Deciding upon the metric to be applied to individual departments, from an improved customer experience to an improved end-of-quarter closing process, must be a decision that IT is fully involved in. Not only can new data measurement tools provide suggestions for the most productive metrics, but it can also pinpoint the employees who best embody the techniques to improve these metrics.
The Harvard Business Review found that over 30 large companies had completely revamped the notion of an annual performance review for employees. All of these companies began to prefer an ongoing conversation with employees rather than basing their performance and compensation on a single metric should be measured at a specific time of the year. Currently, 70% of large companies are now completely reconsidering the way that they evaluate employees.
The need for an overlap between IT and HR becomes even more apparent when one considers that the companies who popularized the idea of performance curves and annual reviews – GE,
Cigna and Deloitte and Accenture – are now adhering to a much more data driven performance management strategy.

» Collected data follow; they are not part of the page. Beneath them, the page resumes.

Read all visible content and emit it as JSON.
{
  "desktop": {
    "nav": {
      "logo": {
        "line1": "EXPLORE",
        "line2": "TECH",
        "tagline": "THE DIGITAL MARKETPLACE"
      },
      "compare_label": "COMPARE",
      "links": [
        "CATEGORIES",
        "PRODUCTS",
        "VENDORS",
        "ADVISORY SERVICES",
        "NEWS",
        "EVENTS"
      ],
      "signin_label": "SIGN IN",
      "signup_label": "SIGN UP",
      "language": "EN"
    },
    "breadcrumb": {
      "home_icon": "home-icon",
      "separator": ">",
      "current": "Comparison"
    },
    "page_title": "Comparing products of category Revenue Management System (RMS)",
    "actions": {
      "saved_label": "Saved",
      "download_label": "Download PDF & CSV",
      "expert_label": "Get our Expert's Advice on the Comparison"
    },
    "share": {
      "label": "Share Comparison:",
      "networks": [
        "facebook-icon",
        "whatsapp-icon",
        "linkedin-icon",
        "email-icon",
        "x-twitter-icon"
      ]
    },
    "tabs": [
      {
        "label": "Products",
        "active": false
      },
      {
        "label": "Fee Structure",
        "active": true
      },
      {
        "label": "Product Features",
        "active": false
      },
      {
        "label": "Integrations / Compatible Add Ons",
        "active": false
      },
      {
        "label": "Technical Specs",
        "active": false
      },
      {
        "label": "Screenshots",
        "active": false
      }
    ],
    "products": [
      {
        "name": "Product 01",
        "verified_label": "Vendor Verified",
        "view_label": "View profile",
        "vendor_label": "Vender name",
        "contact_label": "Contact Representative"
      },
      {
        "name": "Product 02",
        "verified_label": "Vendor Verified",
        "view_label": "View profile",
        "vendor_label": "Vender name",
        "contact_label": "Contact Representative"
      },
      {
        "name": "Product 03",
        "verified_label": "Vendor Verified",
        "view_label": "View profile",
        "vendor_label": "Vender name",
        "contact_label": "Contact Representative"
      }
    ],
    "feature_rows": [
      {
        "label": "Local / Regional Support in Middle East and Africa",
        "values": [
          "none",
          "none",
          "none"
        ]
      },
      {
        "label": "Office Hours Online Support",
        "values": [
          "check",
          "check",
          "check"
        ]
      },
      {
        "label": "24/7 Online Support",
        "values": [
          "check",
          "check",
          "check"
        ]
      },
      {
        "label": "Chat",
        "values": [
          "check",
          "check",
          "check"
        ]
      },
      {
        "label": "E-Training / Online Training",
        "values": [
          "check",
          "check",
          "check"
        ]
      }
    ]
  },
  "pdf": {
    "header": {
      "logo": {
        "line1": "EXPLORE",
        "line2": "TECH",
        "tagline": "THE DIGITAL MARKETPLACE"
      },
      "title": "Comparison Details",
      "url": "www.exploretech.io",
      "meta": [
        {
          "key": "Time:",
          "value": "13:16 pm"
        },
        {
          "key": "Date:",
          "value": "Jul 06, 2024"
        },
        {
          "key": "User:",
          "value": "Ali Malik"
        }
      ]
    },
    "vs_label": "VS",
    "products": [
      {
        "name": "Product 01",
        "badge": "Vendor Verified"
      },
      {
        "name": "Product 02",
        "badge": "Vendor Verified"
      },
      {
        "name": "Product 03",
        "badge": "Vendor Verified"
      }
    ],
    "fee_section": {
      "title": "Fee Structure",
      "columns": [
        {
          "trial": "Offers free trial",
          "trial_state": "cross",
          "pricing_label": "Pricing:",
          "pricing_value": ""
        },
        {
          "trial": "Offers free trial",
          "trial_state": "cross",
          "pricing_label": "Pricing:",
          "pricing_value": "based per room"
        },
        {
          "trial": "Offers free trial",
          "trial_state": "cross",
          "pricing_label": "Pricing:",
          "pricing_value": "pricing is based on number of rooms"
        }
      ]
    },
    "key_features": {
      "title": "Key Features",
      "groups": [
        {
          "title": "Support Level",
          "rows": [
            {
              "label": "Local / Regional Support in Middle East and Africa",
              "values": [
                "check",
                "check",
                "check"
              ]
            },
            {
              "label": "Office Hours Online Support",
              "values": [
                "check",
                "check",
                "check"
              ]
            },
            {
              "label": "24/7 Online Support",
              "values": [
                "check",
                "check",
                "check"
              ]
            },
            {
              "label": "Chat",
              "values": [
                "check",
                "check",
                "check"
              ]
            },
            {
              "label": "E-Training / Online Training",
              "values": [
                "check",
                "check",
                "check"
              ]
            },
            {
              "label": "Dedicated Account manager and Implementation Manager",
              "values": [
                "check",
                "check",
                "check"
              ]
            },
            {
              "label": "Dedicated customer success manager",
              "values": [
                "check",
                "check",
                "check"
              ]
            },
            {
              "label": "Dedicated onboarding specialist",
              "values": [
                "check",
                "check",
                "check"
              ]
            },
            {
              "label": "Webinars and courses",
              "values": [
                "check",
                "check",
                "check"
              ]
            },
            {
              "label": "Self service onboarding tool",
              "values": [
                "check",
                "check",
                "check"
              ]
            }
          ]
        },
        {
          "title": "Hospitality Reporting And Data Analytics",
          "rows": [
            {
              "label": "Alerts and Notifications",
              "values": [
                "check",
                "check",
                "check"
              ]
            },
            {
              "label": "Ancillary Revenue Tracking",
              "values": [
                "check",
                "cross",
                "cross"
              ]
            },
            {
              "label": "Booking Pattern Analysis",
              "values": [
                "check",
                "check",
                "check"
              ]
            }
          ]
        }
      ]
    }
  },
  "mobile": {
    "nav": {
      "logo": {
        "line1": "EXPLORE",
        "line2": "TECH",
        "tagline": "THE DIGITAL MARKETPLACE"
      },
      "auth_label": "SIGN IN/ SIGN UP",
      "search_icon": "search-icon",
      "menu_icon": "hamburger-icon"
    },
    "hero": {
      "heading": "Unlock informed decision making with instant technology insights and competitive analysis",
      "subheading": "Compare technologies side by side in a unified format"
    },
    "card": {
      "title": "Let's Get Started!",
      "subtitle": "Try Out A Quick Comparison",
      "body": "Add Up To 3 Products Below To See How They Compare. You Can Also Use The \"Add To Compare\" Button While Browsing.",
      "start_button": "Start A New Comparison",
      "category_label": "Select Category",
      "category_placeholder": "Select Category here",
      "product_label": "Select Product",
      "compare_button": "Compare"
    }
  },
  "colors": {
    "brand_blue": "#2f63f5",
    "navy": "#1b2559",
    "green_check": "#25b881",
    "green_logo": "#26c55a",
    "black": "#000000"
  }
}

As IT sets the real-time metrics of a company based on a continuous influx of data, managers can relay that information to employees in an ongoing conversation that eases them into paradigm shifts without huge shifts in day to day habits. Companies are better able to follow the trends of their customer base as it moves rather than having to check in every six months and make a jarring change to internal policy because of changes in the business landscape.
Companies that have replaced jarring policy changes and single metric ratings with real time moving goals that are backed by data drive morale in those companies, engaging employees into a better performance. Contrary to what many business executives believe, more data from IT actually allows management to treat employees in a more humane fashion rather than reducing them to a set of numbers.
Overall, companies that have implemented a data driven IT strategy have seen an improvement in employee performance, a higher willingness to collaborate between departments and more of a focus on company growth rather than maintaining individual performance.
As tools continue to improve for the IT department, businesses would do well to incorporate the real time metrics that IT now has access to into the larger framework of the company. If the leadership from Fortune 500 companies is any indication, the trend towards a production schedule, sales funnel and employee performance that is driven completely by real time data is the wave of the future in business.